Vladimir Poutine a également déclaré qu’il souhaitait que la Russie soit complètement autosuffisante d’ici cinq ans. 

Il a proposé aux responsables de saisir les terres agricoles inutilisées et de les vendre aux propriétaires disposés à les utiliser. « D’ici 2020, la Russie doit se procurer toute la nourriture. Nous devons cultiver les millions d’hectares inutilisés. »

La Russie a de solides antécédents contre les OGM. En 2016, la Russie a annoncé son intention d’interdire les OGM de sa production alimentaire. Et en 2012, le pays a interdit les importations de maïs de Monsanto après qu’une étude française ait découvert un lien entre les produits génétiquement modifiés et les tumeurs chez les rats.

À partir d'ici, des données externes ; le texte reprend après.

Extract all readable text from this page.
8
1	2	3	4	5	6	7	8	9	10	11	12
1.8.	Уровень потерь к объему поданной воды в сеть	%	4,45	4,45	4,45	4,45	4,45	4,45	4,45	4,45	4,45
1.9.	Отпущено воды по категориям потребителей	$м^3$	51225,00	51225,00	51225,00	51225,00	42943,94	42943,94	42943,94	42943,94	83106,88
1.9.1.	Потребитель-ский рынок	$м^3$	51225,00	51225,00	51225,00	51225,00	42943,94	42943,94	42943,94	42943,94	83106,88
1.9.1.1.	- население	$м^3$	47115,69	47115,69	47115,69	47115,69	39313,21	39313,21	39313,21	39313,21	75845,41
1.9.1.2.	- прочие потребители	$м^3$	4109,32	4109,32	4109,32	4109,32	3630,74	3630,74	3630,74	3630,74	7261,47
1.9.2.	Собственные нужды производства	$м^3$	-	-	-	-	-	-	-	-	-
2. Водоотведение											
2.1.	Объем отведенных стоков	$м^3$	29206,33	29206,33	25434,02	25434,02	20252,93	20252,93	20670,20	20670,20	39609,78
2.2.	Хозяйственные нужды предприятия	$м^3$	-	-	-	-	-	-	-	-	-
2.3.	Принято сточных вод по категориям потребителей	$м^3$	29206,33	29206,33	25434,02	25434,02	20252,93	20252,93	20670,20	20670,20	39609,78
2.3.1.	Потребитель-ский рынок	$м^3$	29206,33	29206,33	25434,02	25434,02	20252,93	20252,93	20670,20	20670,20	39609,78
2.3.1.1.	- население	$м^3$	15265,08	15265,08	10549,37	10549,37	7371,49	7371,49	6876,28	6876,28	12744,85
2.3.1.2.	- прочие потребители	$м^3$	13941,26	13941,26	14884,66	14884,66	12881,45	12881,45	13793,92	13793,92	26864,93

L’étude a révélé que jusqu’à 50% des rats mâles et 70% des rats femelles étaient morts prématurément. Les rats ont bu des quantités infimes d’herbicide Roundup de Monsanto au niveau autorisé dans l’eau publique. Les animaux ont connu une augmentation de 200 à 300% de la taille de la tumeur.

« En ce qui concerne les organismes génétiquement modifiés, nous avons pris la décision de ne pas utiliser d’OGM dans les productions alimentaires » a déclaré le vice-Premier ministre russe lors d’une conférence internationale sur les biotechnologies à Kirov.